Als neues Fahrzeug gilt ein Fahrzeug (Landfahrzeug), wenn dieses nicht mehr als 6.000 km zurückgelegt hat oder wenn die Inbetriebnahme im Zeitpunkt des Erwerbs nicht mehr als sechs Monate zurückliegt.

7.2     Verbrauchsteuerpflichtige Waren

Verbrauchsteuerpflichtige Waren fallen regelmäßig nicht unter die Fernverkaufsregelung. Das bedeutet, dass diese – auch bei kleinen Mengen – im jeweiligen Bestimmungsland vom Lieferer zu versteuern sind. Dies gilt nur dann nicht, wenn ein sogenannter Schwellenerwerber die verbrauchsteuerpflichtige Ware erwirbt. In diesem Fall muss dieser die Ware als innergemeinschaftlichen Erwerb im entsprechenden Mitgliedstaat versteuern. Für den Lieferer ist dann eine steuerfreie Lieferung gegeben.

Beispiel

Ein Unternehmer liefert eine Kiste mit Wein an einen Privatmann in Spanien, indem er sie nach Spanien befördert.

Lösung

Der Unternehmer hat die Weinlieferung der Besteuerung in Spanien zu unterwerfen. Hierzu hat er gegebenenfalls einen Fiskalvertreter zu bestellen. Einzelheiten darüber, was zu beachten ist, können Sie gerne jederzeit bei uns erfragen und zudem auch beim Bundeszentralamt für Steuern erfahren.

8      Rechnungsstellung

8.1     Lieferungen werden in Deutschland erbracht

Wenn der Lieferer eine Lieferung im Sinne der Fernverkaufsregelung in Deutschland erbracht hat, so muss er eine Rechnung mit gesondertem Steuerausweis erteilen.
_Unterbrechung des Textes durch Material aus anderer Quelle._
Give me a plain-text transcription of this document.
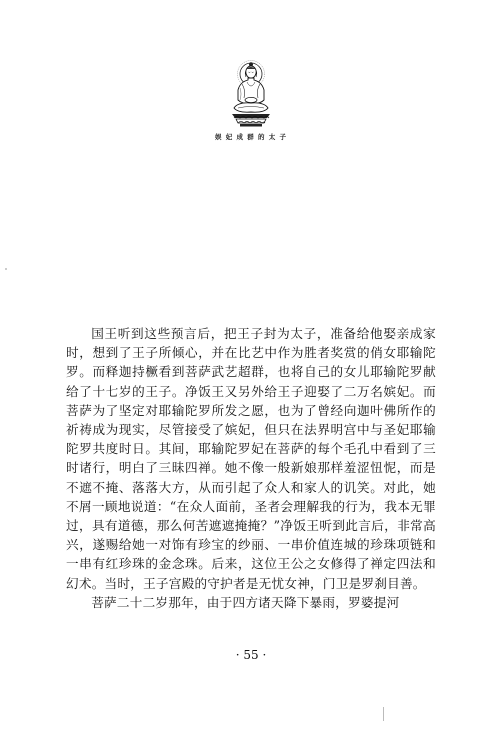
娱 妃 成 群 的 太 子

国王听到这些预言后，把王子封为太子，准备给他娶亲成家时，想到了王子所倾心，并在比艺中作为胜者奖赏的俏女耶输陀罗。而释迦持橛看到菩萨武艺超群，也将自己的女儿耶输陀罗献给了十七岁的王子。净饭王又另外给王子迎娶了二万名嫔妃。而菩萨为了坚定对耶输陀罗所发之愿，也为了曾经向迦叶佛所作的祈祷成为现实，尽管接受了嫔妃，但只在法界明宫中与圣妃耶输陀罗共度时日。其间，耶输陀罗妃在菩萨的每个毛孔中看到了三时诸行，明白了三昧四禅。她不像一般新娘那样羞涩忸怩，而是不遮不掩、落落大方，从而引起了众人和家人的讥笑。对此，她不屑一顾地说道：“在众人面前，圣者会理解我的行为，我本无罪过，具有道德，那么何苦遮遮掩掩？”净饭王听到此言后，非常高兴，遂赐给她一对饰有珍宝的纱丽、一串价值连城的珍珠项链和一串有红珍珠的金念珠。后来，这位王公之女修得了禅定四法和幻术。当时，王子宫殿的守护者是无忧女神，门卫是罗刹目善。

菩萨二十二岁那年，由于四方诸天降下暴雨，罗婆提河

· 55 ·
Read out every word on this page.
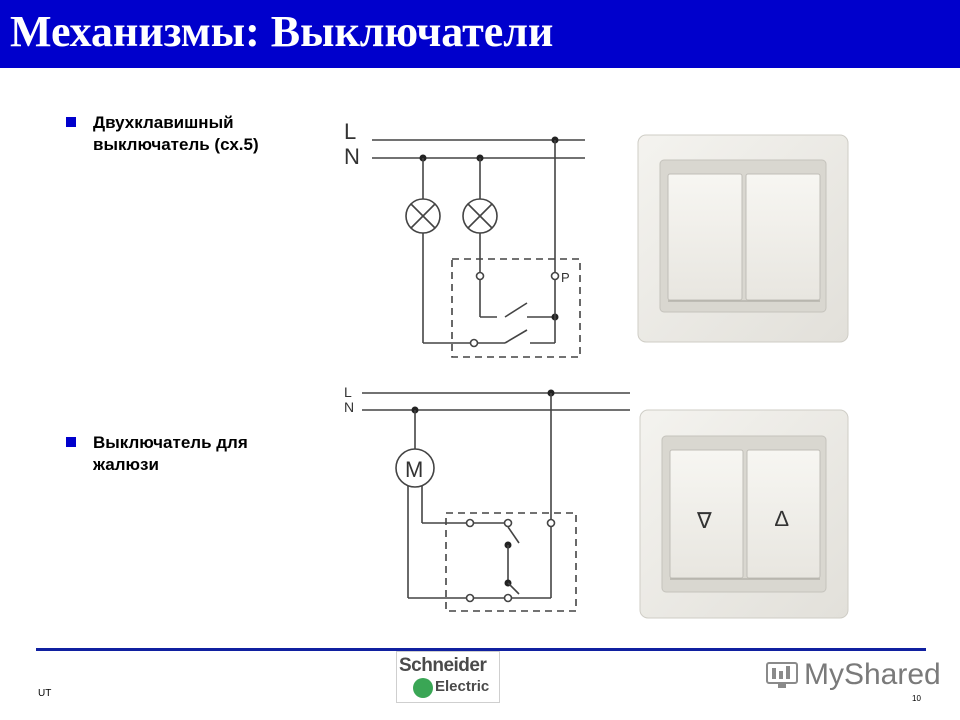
Механизмы: Выключатели
Двухклавишный
выключатель (сх.5)
Выключатель для
жалюзи
L
N
P
L
N
M
∇	∆
UT	10
Schneider
Electric	MyShared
8.2     Lieferungen werden in einem anderen Mitgliedstaat erbracht

Wenn der Lieferer eine Lieferung im Sinne der Fernverkaufsregelung in einem anderen Mitgliedstaat erbracht hat, muss er eine Rechnung mit gesondertem Steuerausweis – entsprechend den dortigen gesetzlichen Bestimmungen – erteilen.

Hinweis

Aufgrund der hohen Lieferschwellen in der Vergangenheit wurde oftmals keine Aufteilung der Umsätze nach den Zielländern vorgenommen. Da die Lieferschwelle nun niedriger ist, empfiehlt es sich, bereits ab dem ersten Umsatz eine Aufteilung auf die Zielländer vorzunehmen.